Clearly something is amiss.

The actual goal here is to use the minigraph graphs, not MC, in odgi pav queries, so need this to work with gfa as the source. Having verified odgi pav works on the .og HPRC MC graphs, I chose to look there first for answers; my use of "W" lines was to emulate their use in the gfa versions given there. I am assuming those were used to generate the .og versions, but apparently they were not used directly. Are the steps you gave above the same as were used to generate those files?

glennhickey commented 7 months ago

Don't think there's anything amiss. Minigraph graphs does not contain embedded hapltoyes, just a rGFA cover (ie no node belongs to more than one path). Any vg or odgi tool that requires path information for different samples won't be able to do much with such graphs.

adadiehl commented 7 months ago

So, if I understand what you're saying, the odgi pav result above is the expected behavior when the above conversions are applied to the minigraph graphs? How could this be correct? You state that no nodes are shared between paths in the minigraph but, to me, this implies that no alignments exist between any samples (as the odgi pav results also imply). However, we know intuitively that this is incorrect, and can verify the correct result using the MC graphs, as I have done in example 1. Are you suggesting that the (converted) minigraph graphs are simply unsuitable for use with odgi pav?

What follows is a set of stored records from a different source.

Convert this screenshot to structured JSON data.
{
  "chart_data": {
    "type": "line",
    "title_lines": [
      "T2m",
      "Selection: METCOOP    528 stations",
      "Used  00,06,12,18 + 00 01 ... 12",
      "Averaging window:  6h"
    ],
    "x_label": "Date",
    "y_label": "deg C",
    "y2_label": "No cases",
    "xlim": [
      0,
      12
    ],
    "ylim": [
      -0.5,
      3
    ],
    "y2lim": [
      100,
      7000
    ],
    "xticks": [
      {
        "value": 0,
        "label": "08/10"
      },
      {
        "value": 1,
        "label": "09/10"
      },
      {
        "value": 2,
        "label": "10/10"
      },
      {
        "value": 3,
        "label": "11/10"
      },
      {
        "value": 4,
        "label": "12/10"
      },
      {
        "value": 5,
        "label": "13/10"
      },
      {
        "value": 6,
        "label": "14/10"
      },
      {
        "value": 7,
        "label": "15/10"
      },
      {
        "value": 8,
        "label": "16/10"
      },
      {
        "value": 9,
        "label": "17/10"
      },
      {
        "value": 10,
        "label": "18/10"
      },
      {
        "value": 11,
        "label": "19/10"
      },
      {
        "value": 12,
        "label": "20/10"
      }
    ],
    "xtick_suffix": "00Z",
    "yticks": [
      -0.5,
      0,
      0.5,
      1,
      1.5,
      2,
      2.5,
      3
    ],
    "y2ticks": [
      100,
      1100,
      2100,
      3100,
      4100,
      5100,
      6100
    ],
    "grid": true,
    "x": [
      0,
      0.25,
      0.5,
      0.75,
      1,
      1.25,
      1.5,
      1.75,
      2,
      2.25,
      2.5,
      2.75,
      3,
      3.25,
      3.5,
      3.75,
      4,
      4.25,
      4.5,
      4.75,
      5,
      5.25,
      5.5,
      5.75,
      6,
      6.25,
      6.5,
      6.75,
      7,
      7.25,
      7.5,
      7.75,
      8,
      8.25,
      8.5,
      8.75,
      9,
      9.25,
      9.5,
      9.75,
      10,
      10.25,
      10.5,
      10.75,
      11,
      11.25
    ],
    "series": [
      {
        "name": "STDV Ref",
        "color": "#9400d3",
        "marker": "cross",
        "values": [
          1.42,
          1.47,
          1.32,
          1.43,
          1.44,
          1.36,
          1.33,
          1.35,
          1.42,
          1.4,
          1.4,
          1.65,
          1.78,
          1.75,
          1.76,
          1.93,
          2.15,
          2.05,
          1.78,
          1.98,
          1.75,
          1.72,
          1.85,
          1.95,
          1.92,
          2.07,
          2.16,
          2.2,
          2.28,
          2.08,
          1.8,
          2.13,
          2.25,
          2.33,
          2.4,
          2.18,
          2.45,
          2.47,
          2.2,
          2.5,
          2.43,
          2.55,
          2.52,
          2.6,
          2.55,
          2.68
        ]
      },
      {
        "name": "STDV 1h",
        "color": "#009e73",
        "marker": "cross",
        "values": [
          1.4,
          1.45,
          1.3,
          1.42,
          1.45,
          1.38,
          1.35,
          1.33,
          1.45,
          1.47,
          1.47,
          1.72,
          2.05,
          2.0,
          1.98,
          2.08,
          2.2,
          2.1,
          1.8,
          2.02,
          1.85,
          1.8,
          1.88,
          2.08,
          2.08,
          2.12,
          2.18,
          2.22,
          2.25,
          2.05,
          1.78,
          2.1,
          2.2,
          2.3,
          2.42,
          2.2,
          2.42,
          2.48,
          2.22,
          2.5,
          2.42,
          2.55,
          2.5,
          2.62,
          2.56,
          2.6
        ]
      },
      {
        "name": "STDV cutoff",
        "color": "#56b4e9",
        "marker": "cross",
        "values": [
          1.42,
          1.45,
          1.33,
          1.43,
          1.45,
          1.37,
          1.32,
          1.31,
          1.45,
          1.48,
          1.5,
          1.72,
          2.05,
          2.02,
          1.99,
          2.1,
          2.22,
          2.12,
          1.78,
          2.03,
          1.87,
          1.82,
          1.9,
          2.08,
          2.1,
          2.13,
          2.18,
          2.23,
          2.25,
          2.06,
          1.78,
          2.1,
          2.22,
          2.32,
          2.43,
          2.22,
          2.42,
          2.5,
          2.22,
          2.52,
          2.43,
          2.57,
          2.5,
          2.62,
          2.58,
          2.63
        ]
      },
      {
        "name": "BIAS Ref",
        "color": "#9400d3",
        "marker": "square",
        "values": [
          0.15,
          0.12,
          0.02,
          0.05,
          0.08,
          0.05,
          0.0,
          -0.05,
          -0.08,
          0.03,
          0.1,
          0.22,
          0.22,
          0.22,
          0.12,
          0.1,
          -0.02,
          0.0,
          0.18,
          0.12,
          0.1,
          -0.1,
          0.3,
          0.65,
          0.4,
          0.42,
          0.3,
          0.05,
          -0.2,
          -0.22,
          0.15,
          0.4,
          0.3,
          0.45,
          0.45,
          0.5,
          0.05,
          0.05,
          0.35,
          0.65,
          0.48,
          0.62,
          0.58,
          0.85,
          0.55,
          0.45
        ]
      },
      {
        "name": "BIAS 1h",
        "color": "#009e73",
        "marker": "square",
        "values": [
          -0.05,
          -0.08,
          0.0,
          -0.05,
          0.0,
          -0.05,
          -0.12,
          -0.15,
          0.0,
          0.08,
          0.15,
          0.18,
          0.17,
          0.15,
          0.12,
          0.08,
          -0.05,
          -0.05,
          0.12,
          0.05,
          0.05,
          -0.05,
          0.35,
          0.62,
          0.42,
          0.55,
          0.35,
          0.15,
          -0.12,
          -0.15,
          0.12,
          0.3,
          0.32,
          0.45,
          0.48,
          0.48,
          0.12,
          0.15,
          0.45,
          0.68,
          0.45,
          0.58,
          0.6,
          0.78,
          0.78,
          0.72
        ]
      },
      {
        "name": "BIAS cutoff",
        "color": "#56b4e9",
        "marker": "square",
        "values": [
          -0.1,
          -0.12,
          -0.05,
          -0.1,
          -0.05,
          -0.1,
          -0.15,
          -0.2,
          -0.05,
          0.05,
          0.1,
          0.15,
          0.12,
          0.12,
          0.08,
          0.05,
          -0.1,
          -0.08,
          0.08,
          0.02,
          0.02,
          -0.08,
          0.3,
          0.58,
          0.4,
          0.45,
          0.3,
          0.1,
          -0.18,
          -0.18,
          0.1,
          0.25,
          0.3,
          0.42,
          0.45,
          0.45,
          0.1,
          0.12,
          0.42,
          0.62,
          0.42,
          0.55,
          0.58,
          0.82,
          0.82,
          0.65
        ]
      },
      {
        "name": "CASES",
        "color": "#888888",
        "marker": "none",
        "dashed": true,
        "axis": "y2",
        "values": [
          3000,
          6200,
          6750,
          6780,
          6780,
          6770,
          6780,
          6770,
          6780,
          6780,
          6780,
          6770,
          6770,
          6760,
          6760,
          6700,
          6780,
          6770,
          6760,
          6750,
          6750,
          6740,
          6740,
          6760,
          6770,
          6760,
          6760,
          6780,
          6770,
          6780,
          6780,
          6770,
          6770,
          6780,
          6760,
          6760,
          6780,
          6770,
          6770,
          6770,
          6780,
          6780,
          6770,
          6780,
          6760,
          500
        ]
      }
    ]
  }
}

My understanding is that the minigraphs presented in the (zenodo and) github repositories were used as the feedstock for producing the MC graphs. However, I don't need basepair-level alignments for my purposes. Is there a straightforward way to convert from the rGFA graphs to an odgi format equivalent to those given for the MC graphs?

Also, this may be more of a vg question, but it's my understanding that including the -r 89 flag for vg convert will induce inclusion of all 90 paths in the original rGFA. I have verified that "P" lines exist in the converted GFA output, and that they include correctly-formatted sequence names. (Without -r 89, the odgi pav result simply indicates which reference chromosome the bed range is located on -- no output for any non-reference sample. (data not shown)) In what way are these paths different than those expected by odgi build?